To collect data on the Internet, you can create a Web crawler or Web scraping program with Python. A web crawler is a tool that extracts data from one or more web pages.
Configuring the Python environment
We assume that Python3 and pip are installed on your machine. You can also use a virtual environment to keep your project clean and control the library versions of your Python web crawler.
First of all, we’re going to install the requests library, which enables HTTP requests to be made to the server to retrieve data.
python -m pip install requests
To analyze and navigate Web data, we use the Beautiful Soup library, which allows us to work with tag-based scripts such as HTML or XML.
python -m pip install beautifulsoup4
Finally, we install the Selenium library, which automates web browser tasks. It can display dynamic web pages and perform actions on the interface. This library alone can be used for web scraping on the Internet, as it can work with a dynamic website running JavaScript.
python -m pip install selenium
To run Selenium with Mozilla, you will need to download Geckodriver
Recovering a Web page with resquest
If we want to retrieve technical data from an Arduino board, we can load the desired page with requests and bs4
page = requests.get("https://docs.arduino.cc/hardware/uno-rev3/")
content = BeautifulSoup(page.text, 'html.parser')
By observing the page structure, you can locate the tags, classes, identifiers or texts that interest you. In this example, we retrieve
- card name
- card description
N.B.: You can view the structure of the web page in your browser by right-clicking on the page and selecting “Inspect”.
import requests
from bs4 import BeautifulSoup
print("Starting Web Crawling ...")
#website to crawl
website="https://docs.arduino.cc/hardware/uno-rev3/"
#google search
#keywords = ["arduino","datasheet"]
#googlesearch = "https://www.google.com/search?client=firefox-b-d&q="
#search = "+".join(keywords)
#website = googlesearch+search
# get page
page = requests.get(website)
#extract html data
content = BeautifulSoup(page.text, 'html.parser')
# extract tags
h1_elms = content.find_all('h1')
print("Board : ",h1_elms)
#get element by class
description = content.find(class_="product-features__description").text
print("Description : ",description)
Starting Web Crawling ... Board : [<h1>UNO R3</h1>] Description : Arduino UNO is a microcontroller board based on the ATmega328P. It has 14 digital input/output pins (of which 6 can be used as PWM outputs), 6 analog inputs, a 16 MHz ceramic resonator, a USB connection, a power jack, an ICSP header and a reset button. It contains everything needed to support the microcontroller; simply connect it to a computer with a USB cable or power it with a AC-to-DC adapter or battery to get started. You can tinker with your UNO without worrying too much about doing something wrong, worst case scenario you can replace the chip for a few dollars and start over again.
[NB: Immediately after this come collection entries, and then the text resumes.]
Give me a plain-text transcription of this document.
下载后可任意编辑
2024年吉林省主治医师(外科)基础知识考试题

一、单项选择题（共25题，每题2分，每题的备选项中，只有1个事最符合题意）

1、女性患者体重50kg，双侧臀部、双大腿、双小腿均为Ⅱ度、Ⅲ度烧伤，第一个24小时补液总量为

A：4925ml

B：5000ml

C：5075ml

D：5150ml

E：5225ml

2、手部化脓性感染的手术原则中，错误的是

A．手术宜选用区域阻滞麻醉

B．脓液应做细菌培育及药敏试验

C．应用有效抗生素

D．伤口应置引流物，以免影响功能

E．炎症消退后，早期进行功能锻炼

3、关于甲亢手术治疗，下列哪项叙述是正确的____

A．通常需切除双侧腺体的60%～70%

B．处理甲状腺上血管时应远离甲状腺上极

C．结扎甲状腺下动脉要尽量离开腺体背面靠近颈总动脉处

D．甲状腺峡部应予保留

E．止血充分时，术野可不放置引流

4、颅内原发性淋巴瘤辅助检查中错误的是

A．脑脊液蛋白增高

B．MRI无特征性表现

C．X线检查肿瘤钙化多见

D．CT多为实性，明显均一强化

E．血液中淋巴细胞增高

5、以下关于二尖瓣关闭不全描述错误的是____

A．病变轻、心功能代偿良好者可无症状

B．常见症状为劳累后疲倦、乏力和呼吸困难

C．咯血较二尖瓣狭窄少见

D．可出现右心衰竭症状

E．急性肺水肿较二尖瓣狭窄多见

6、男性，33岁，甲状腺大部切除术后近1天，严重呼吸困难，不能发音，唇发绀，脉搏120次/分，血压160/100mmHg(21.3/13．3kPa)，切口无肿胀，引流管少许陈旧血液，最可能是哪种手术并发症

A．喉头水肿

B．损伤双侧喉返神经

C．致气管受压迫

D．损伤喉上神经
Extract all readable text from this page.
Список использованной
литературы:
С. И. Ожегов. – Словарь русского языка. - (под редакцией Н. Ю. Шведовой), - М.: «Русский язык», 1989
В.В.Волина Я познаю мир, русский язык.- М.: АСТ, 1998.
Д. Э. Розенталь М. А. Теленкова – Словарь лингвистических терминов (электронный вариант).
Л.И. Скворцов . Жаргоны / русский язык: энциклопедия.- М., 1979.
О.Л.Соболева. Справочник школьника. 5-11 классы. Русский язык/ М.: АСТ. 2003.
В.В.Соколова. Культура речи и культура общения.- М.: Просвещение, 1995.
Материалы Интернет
We could imagine looping this operation around a list of URLs for several cards.
websites = [
"https://docs.arduino.cc/hardware/uno-rev3/",
"https://docs.arduino.cc/hardware/nano/",
"https://docs.arduino.cc/hardware/mega-2560/",
"https://docs.arduino.cc/hardware/leonardo/",
]
With this method, we unfortunately can’t load the detailed list of “Tech Specs”, so we have to use the browser.
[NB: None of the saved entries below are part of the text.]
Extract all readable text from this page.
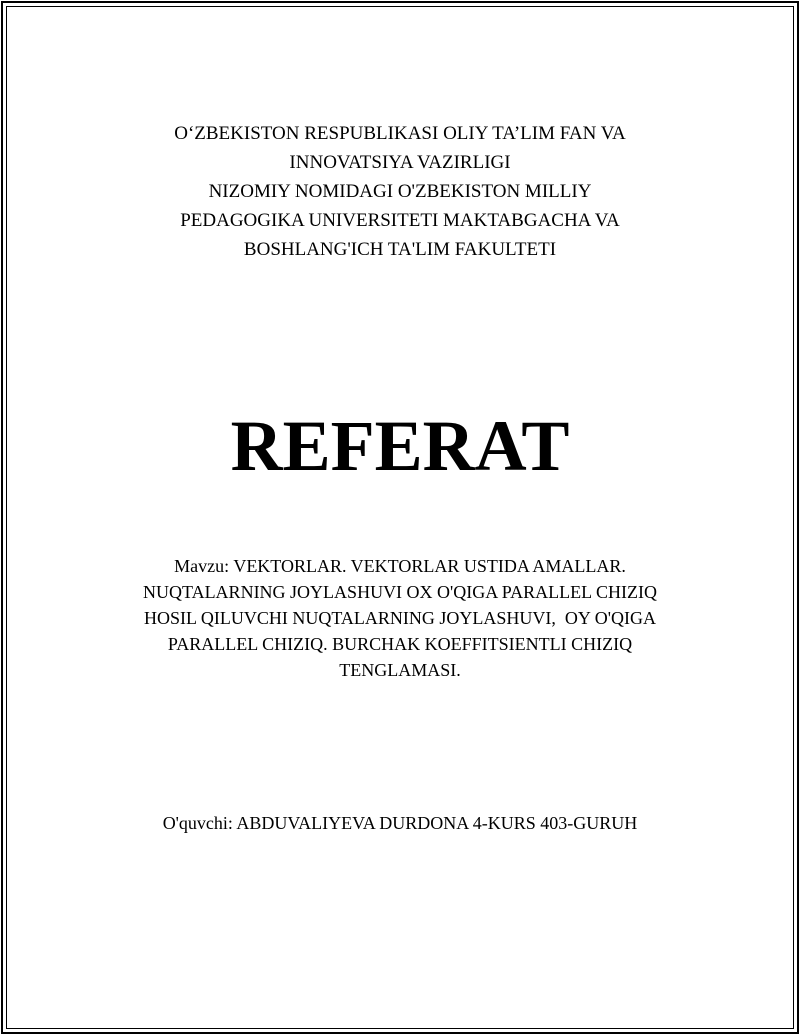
O‘ZBEKISTON RESPUBLIKASI OLIY TA’LIM FAN VA
INNOVATSIYA VAZIRLIGI
NIZOMIY NOMIDAGI O'ZBEKISTON MILLIY
PEDAGOGIKA UNIVERSITETI MAKTABGACHA VA
BOSHLANG'ICH TA'LIM FAKULTETI
REFERAT
Mavzu: VEKTORLAR. VEKTORLAR USTIDA AMALLAR.
NUQTALARNING JOYLASHUVI OX O'QIGA PARALLEL CHIZIQ
HOSIL QILUVCHI NUQTALARNING JOYLASHUVI,  OY O'QIGA
PARALLEL CHIZIQ. BURCHAK KOEFFITSIENTLI CHIZIQ
TENGLAMASI.
O'quvchi: ABDUVALIYEVA DURDONA 4-KURS 403-GURUH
Setting up a Web Crawler with Selenium
Loading a page is easy
from selenium import webdriver
GECKOPATH = "PATH_TO_GECKO"
sys.path.append(GECKOPATH)
print("Starting Web Crawling ...")
#website to crawl
website="https://docs.arduino.cc/hardware/uno-rev3/"
#create browser handler
browser = webdriver.Firefox()
browser.get(website)
#browser.quit()

Cookie validation
When the page is displayed, you’re likely to come across the cookie banner, which you’ll need to accept or reject in order to continue browsing. To do this, find and click on the “accept” button.
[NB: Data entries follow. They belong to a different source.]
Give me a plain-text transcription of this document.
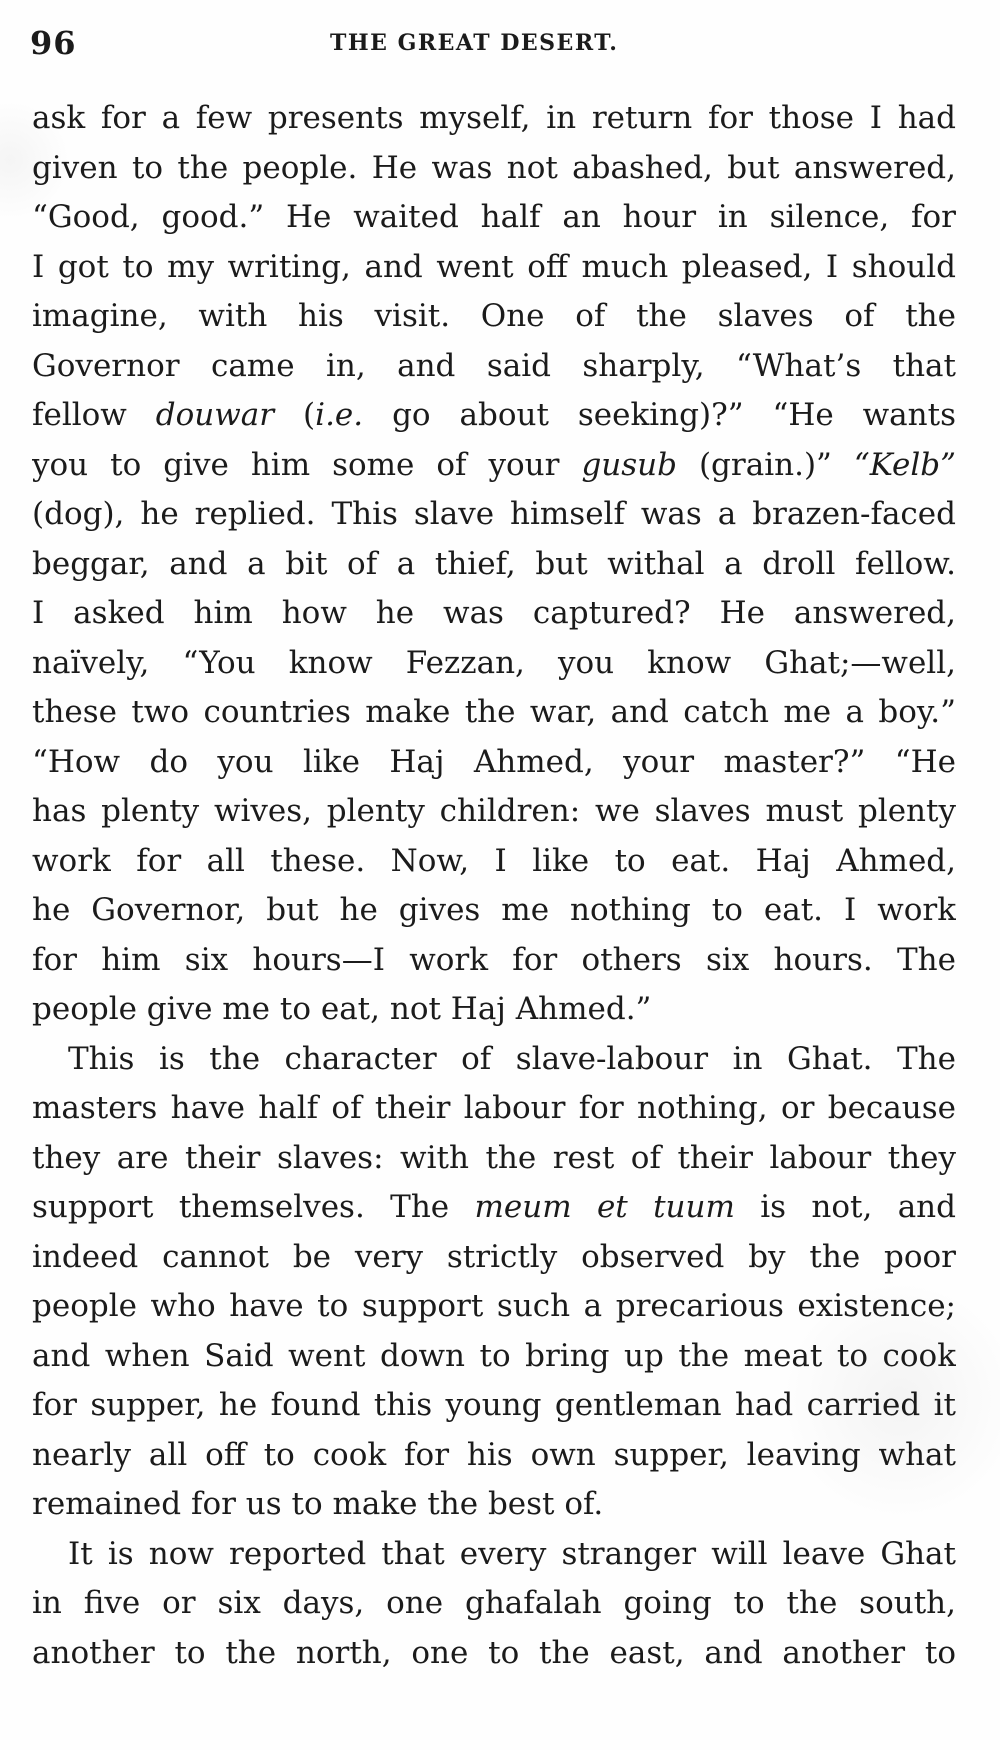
96	THE GREAT DESERT.
ask for a few presents myself, in return for those I had
given to the people. He was not abashed, but answered,
“Good, good.” He waited half an hour in silence, for
I got to my writing, and went off much pleased, I should
imagine, with his visit. One of the slaves of the
Governor came in, and said sharply, “What’s that
fellow douwar (i.e. go about seeking)?” “He wants
you to give him some of your gusub (grain.)” “Kelb”
(dog), he replied. This slave himself was a brazen-faced
beggar, and a bit of a thief, but withal a droll fellow.
I asked him how he was captured? He answered,
naïvely, “You know Fezzan, you know Ghat;—well,
these two countries make the war, and catch me a boy.”
“How do you like Haj Ahmed, your master?” “He
has plenty wives, plenty children: we slaves must plenty
work for all these. Now, I like to eat. Haj Ahmed,
he Governor, but he gives me nothing to eat. I work
for him six hours—I work for others six hours. The
people give me to eat, not Haj Ahmed.”
This is the character of slave-labour in Ghat. The
masters have half of their labour for nothing, or because
they are their slaves: with the rest of their labour they
support themselves. The meum et tuum is not, and
indeed cannot be very strictly observed by the poor
people who have to support such a precarious existence;
and when Said went down to bring up the meat to cook
for supper, he found this young gentleman had carried it
nearly all off to cook for his own supper, leaving what
remained for us to make the best of.
It is now reported that every stranger will leave Ghat
in five or six days, one ghafalah going to the south,
another to the north, one to the east, and another to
def acceptcookies(): """class="iubenda-cs-accept-btn iubenda-cs-btn-primary""" browser.find_elements(By.CLASS_NAME,"iubenda-cs-accept-btn")[0].click() acceptcookies()
Waiting to load
As the page is displayed in the browser, it takes some time for it to load the data and for all the tags to be displayed. To wait for loading, you can wait an arbitrary amount of time
browser.implicitly_wait(10)
Or wait until a particular tag is present, such as the cookie acceptance button
from selenium.common.exceptions import TimeoutException
from selenium.webdriver.support.ui import WebDriverWait
from selenium.webdriver.support import expected_conditions
def waitForElement(locator, timeout ):
elm = WebDriverWait(browser, timeout).until(expected_conditions.presence_of_element_located(locator))
return elm
myElem =waitForElement((By.CLASS_NAME , 'iubenda-cs-accept-btn'),30)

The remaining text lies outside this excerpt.